DOI=10.3389/fphar.2021.670158

ISSN=1663-9812

ABSTRACT=Whether exosomes can be actively released from presynaptic nerve terminals is matter of debate. To address the point, mouse cortical synaptosomes were incubated in basal and depolarizing (25 mM KCl enriched medium) conditions and extracellular vesicles were isolated from the synaptosomal supernatants to be characterized by dynamic light scattering, transmission electron microscopy, western blot and flow cytometry analyses. The structural and biochemical analysis unveiled that supernatants contain vesicles having the size and the shape of exosomes, that were immunopositive for the exosomal markers TSG101, flotillin-1, CD63 and CD9. The markers content increased upon the exposure of nerve terminals to the high-KCl stimulus, consistent with an active release of the exosomes from the depolarized synaptosomes.

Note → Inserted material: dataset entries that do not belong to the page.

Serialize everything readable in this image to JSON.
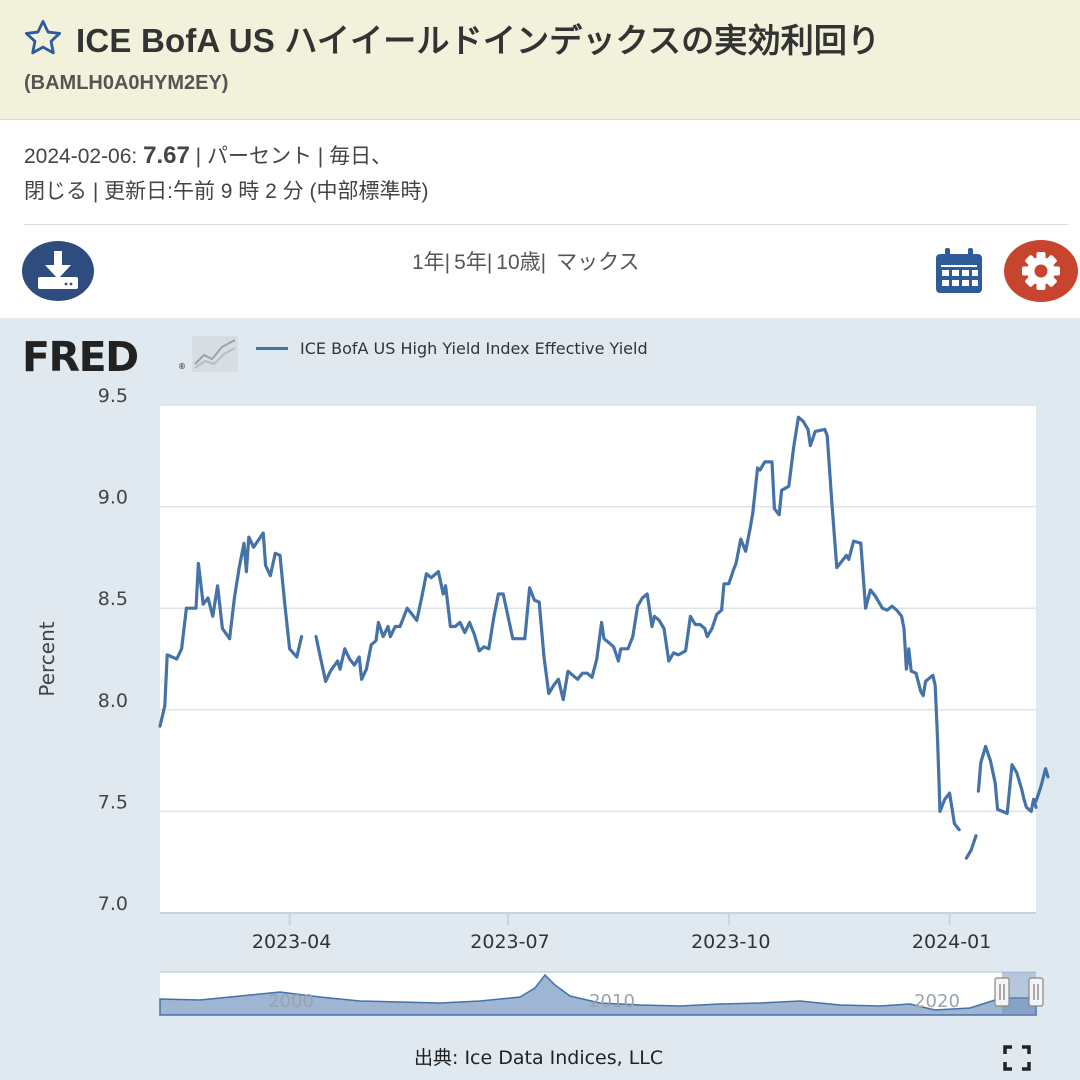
{
  "header": {
    "title": "ICE BofA US ハイイールドインデックスの実効利回り",
    "series_id": "(BAMLH0A0HYM2EY)",
    "star_icon": "star-outline-icon"
  },
  "meta": {
    "date": "2024-02-06:",
    "value": "7.67",
    "details": "| パーセント | 毎日、",
    "line2": "閉じる | 更新日:午前 9 時 2 分 (中部標準時)"
  },
  "toolbar": {
    "download_icon": "download-icon",
    "ranges": [
      "1年|",
      "5年|",
      "10歳|",
      "マックス"
    ],
    "calendar_icon": "calendar-icon",
    "settings_icon": "gear-icon"
  },
  "chart": {
    "logo": "FRED",
    "logo_reg": "®",
    "legend_label": "ICE BofA US High Yield Index Effective Yield",
    "source": "出典: Ice Data Indices, LLC",
    "fullscreen_icon": "fullscreen-icon",
    "navigator_labels": [
      "2000",
      "2010",
      "2020"
    ]
  },
  "colors": {
    "series": "#4572a7",
    "header_bg": "#f2f2dc",
    "chart_bg": "#e1e9f0",
    "download": "#2e4d7e",
    "settings": "#c7452e"
  },
  "chart_data": {
    "type": "line",
    "xlabel": "",
    "ylabel": "Percent",
    "ylim": [
      7.0,
      9.5
    ],
    "yticks": [
      "9.5",
      "9.0",
      "8.5",
      "8.0",
      "7.5",
      "7.0"
    ],
    "xticks": [
      "2023-04",
      "2023-07",
      "2023-10",
      "2024-01"
    ],
    "xlim": [
      "2023-02-06",
      "2024-02-06"
    ],
    "grid": true,
    "series": [
      {
        "name": "ICE BofA US High Yield Index Effective Yield",
        "segments": [
          [
            [
              "2023-02-06",
              7.92
            ],
            [
              "2023-02-08",
              8.02
            ],
            [
              "2023-02-09",
              8.27
            ],
            [
              "2023-02-13",
              8.25
            ],
            [
              "2023-02-15",
              8.3
            ],
            [
              "2023-02-17",
              8.5
            ],
            [
              "2023-02-21",
              8.5
            ],
            [
              "2023-02-22",
              8.72
            ],
            [
              "2023-02-24",
              8.52
            ],
            [
              "2023-02-26",
              8.55
            ],
            [
              "2023-02-28",
              8.46
            ],
            [
              "2023-03-02",
              8.61
            ],
            [
              "2023-03-04",
              8.4
            ],
            [
              "2023-03-07",
              8.35
            ],
            [
              "2023-03-09",
              8.55
            ],
            [
              "2023-03-11",
              8.7
            ],
            [
              "2023-03-13",
              8.82
            ],
            [
              "2023-03-14",
              8.68
            ],
            [
              "2023-03-15",
              8.85
            ],
            [
              "2023-03-17",
              8.8
            ],
            [
              "2023-03-21",
              8.87
            ],
            [
              "2023-03-22",
              8.71
            ],
            [
              "2023-03-24",
              8.66
            ],
            [
              "2023-03-26",
              8.77
            ],
            [
              "2023-03-28",
              8.76
            ],
            [
              "2023-03-30",
              8.52
            ],
            [
              "2023-04-01",
              8.3
            ],
            [
              "2023-04-04",
              8.26
            ],
            [
              "2023-04-06",
              8.36
            ]
          ],
          [
            [
              "2023-04-12",
              8.36
            ],
            [
              "2023-04-14",
              8.25
            ],
            [
              "2023-04-16",
              8.14
            ],
            [
              "2023-04-18",
              8.19
            ],
            [
              "2023-04-21",
              8.24
            ],
            [
              "2023-04-22",
              8.2
            ],
            [
              "2023-04-24",
              8.3
            ],
            [
              "2023-04-26",
              8.25
            ],
            [
              "2023-04-28",
              8.22
            ],
            [
              "2023-04-30",
              8.26
            ],
            [
              "2023-05-01",
              8.15
            ],
            [
              "2023-05-03",
              8.2
            ],
            [
              "2023-05-05",
              8.32
            ],
            [
              "2023-05-07",
              8.34
            ],
            [
              "2023-05-08",
              8.43
            ],
            [
              "2023-05-10",
              8.36
            ],
            [
              "2023-05-12",
              8.41
            ],
            [
              "2023-05-13",
              8.36
            ],
            [
              "2023-05-15",
              8.41
            ],
            [
              "2023-05-17",
              8.41
            ],
            [
              "2023-05-20",
              8.5
            ],
            [
              "2023-05-22",
              8.47
            ],
            [
              "2023-05-24",
              8.44
            ],
            [
              "2023-05-26",
              8.55
            ],
            [
              "2023-05-28",
              8.67
            ],
            [
              "2023-05-30",
              8.65
            ],
            [
              "2023-06-02",
              8.68
            ],
            [
              "2023-06-04",
              8.57
            ],
            [
              "2023-06-05",
              8.61
            ],
            [
              "2023-06-07",
              8.41
            ],
            [
              "2023-06-09",
              8.41
            ],
            [
              "2023-06-11",
              8.43
            ],
            [
              "2023-06-13",
              8.38
            ],
            [
              "2023-06-15",
              8.43
            ],
            [
              "2023-06-17",
              8.37
            ],
            [
              "2023-06-19",
              8.29
            ],
            [
              "2023-06-21",
              8.31
            ],
            [
              "2023-06-23",
              8.3
            ],
            [
              "2023-06-25",
              8.45
            ],
            [
              "2023-06-27",
              8.57
            ],
            [
              "2023-06-29",
              8.57
            ],
            [
              "2023-07-01",
              8.46
            ],
            [
              "2023-07-03",
              8.35
            ],
            [
              "2023-07-06",
              8.35
            ],
            [
              "2023-07-08",
              8.35
            ],
            [
              "2023-07-10",
              8.6
            ],
            [
              "2023-07-12",
              8.54
            ],
            [
              "2023-07-14",
              8.53
            ],
            [
              "2023-07-16",
              8.26
            ],
            [
              "2023-07-18",
              8.08
            ],
            [
              "2023-07-20",
              8.12
            ],
            [
              "2023-07-22",
              8.15
            ],
            [
              "2023-07-24",
              8.05
            ],
            [
              "2023-07-26",
              8.19
            ],
            [
              "2023-07-28",
              8.17
            ],
            [
              "2023-07-30",
              8.15
            ],
            [
              "2023-08-01",
              8.18
            ],
            [
              "2023-08-03",
              8.18
            ],
            [
              "2023-08-05",
              8.16
            ],
            [
              "2023-08-07",
              8.25
            ],
            [
              "2023-08-09",
              8.43
            ],
            [
              "2023-08-10",
              8.35
            ],
            [
              "2023-08-12",
              8.33
            ],
            [
              "2023-08-14",
              8.31
            ],
            [
              "2023-08-16",
              8.24
            ],
            [
              "2023-08-17",
              8.3
            ],
            [
              "2023-08-20",
              8.3
            ],
            [
              "2023-08-22",
              8.36
            ],
            [
              "2023-08-24",
              8.51
            ],
            [
              "2023-08-26",
              8.55
            ],
            [
              "2023-08-28",
              8.57
            ],
            [
              "2023-08-30",
              8.41
            ],
            [
              "2023-08-31",
              8.46
            ],
            [
              "2023-09-02",
              8.44
            ],
            [
              "2023-09-04",
              8.4
            ],
            [
              "2023-09-06",
              8.24
            ],
            [
              "2023-09-08",
              8.28
            ],
            [
              "2023-09-10",
              8.27
            ],
            [
              "2023-09-13",
              8.29
            ],
            [
              "2023-09-15",
              8.46
            ],
            [
              "2023-09-17",
              8.42
            ],
            [
              "2023-09-19",
              8.42
            ],
            [
              "2023-09-21",
              8.4
            ],
            [
              "2023-09-22",
              8.36
            ],
            [
              "2023-09-24",
              8.4
            ],
            [
              "2023-09-26",
              8.47
            ],
            [
              "2023-09-28",
              8.49
            ],
            [
              "2023-09-29",
              8.62
            ],
            [
              "2023-10-01",
              8.62
            ],
            [
              "2023-10-03",
              8.69
            ],
            [
              "2023-10-04",
              8.72
            ],
            [
              "2023-10-06",
              8.84
            ],
            [
              "2023-10-08",
              8.78
            ],
            [
              "2023-10-10",
              8.9
            ],
            [
              "2023-10-11",
              8.97
            ],
            [
              "2023-10-13",
              9.19
            ],
            [
              "2023-10-14",
              9.18
            ],
            [
              "2023-10-16",
              9.22
            ],
            [
              "2023-10-19",
              9.22
            ],
            [
              "2023-10-20",
              8.99
            ],
            [
              "2023-10-22",
              8.96
            ],
            [
              "2023-10-23",
              9.08
            ],
            [
              "2023-10-26",
              9.1
            ],
            [
              "2023-10-28",
              9.29
            ],
            [
              "2023-10-30",
              9.44
            ],
            [
              "2023-11-01",
              9.42
            ],
            [
              "2023-11-03",
              9.38
            ],
            [
              "2023-11-04",
              9.3
            ],
            [
              "2023-11-06",
              9.37
            ],
            [
              "2023-11-10",
              9.38
            ],
            [
              "2023-11-11",
              9.35
            ],
            [
              "2023-11-13",
              9.01
            ],
            [
              "2023-11-15",
              8.7
            ],
            [
              "2023-11-17",
              8.73
            ],
            [
              "2023-11-19",
              8.76
            ],
            [
              "2023-11-20",
              8.74
            ],
            [
              "2023-11-22",
              8.83
            ],
            [
              "2023-11-25",
              8.82
            ],
            [
              "2023-11-27",
              8.5
            ],
            [
              "2023-11-29",
              8.59
            ],
            [
              "2023-12-01",
              8.56
            ],
            [
              "2023-12-03",
              8.52
            ],
            [
              "2023-12-04",
              8.5
            ],
            [
              "2023-12-06",
              8.49
            ],
            [
              "2023-12-08",
              8.51
            ],
            [
              "2023-12-10",
              8.49
            ],
            [
              "2023-12-12",
              8.46
            ],
            [
              "2023-12-13",
              8.4
            ],
            [
              "2023-12-14",
              8.2
            ],
            [
              "2023-12-15",
              8.3
            ],
            [
              "2023-12-16",
              8.19
            ],
            [
              "2023-12-18",
              8.18
            ],
            [
              "2023-12-20",
              8.09
            ],
            [
              "2023-12-21",
              8.07
            ],
            [
              "2023-12-22",
              8.14
            ],
            [
              "2023-12-24",
              8.16
            ],
            [
              "2023-12-25",
              8.17
            ],
            [
              "2023-12-26",
              8.12
            ],
            [
              "2023-12-27",
              7.85
            ],
            [
              "2023-12-28",
              7.5
            ],
            [
              "2023-12-30",
              7.56
            ],
            [
              "2024-01-01",
              7.59
            ],
            [
              "2024-01-03",
              7.44
            ],
            [
              "2024-01-05",
              7.41
            ]
          ],
          [
            [
              "2024-01-08",
              7.27
            ],
            [
              "2024-01-10",
              7.31
            ],
            [
              "2024-01-12",
              7.38
            ]
          ],
          [
            [
              "2024-01-13",
              7.6
            ],
            [
              "2024-01-14",
              7.74
            ],
            [
              "2024-01-16",
              7.82
            ],
            [
              "2024-01-18",
              7.75
            ],
            [
              "2024-01-20",
              7.64
            ],
            [
              "2024-01-21",
              7.51
            ],
            [
              "2024-01-25",
              7.49
            ],
            [
              "2024-01-27",
              7.73
            ],
            [
              "2024-01-29",
              7.69
            ],
            [
              "2024-01-30",
              7.65
            ],
            [
              "2024-01-31",
              7.61
            ],
            [
              "2024-02-01",
              7.56
            ],
            [
              "2024-02-02",
              7.52
            ],
            [
              "2024-02-04",
              7.5
            ],
            [
              "2024-02-05",
              7.56
            ],
            [
              "2024-02-06",
              7.52
            ]
          ],
          [
            [
              "2024-02-06",
              7.55
            ],
            [
              "2024-02-08",
              7.62
            ],
            [
              "2024-02-10",
              7.71
            ],
            [
              "2024-02-11",
              7.67
            ]
          ]
        ]
      }
    ]
  }
}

High KCl-induced depolarization elicits the Ca2+-dependent exocytosis of glutamate. Interestingly, also the depolarization-evoked release of exosomes from cortical synaptosomes occurred in a Ca2+-dependent fashion, since TSG101, CD63 and CD9 contents in the exosomal fraction isolated from supernatants of depolarized synaptosomes were significantly reduced when omitting external Ca2+ions. Differently, (±)-baclofen (10 µM), which significantly reduced the glutamate exocytosis, did not affect the amount of exosomal markers, suggesting that the GABAB-mediated mechanism does not control the exosomes release. Our findings suggest that the exposure of synaptosomes to a depolarizing stimulus elicits a presynaptic release of exosomes that occurs in Ca2+-dependent fashion. The insensitivity to the presynaptic GABAB receptors, however, leaves open the question on whether the release of exosomes could be a druggable target for new therapeutic intervention for the cure of synaptopathies.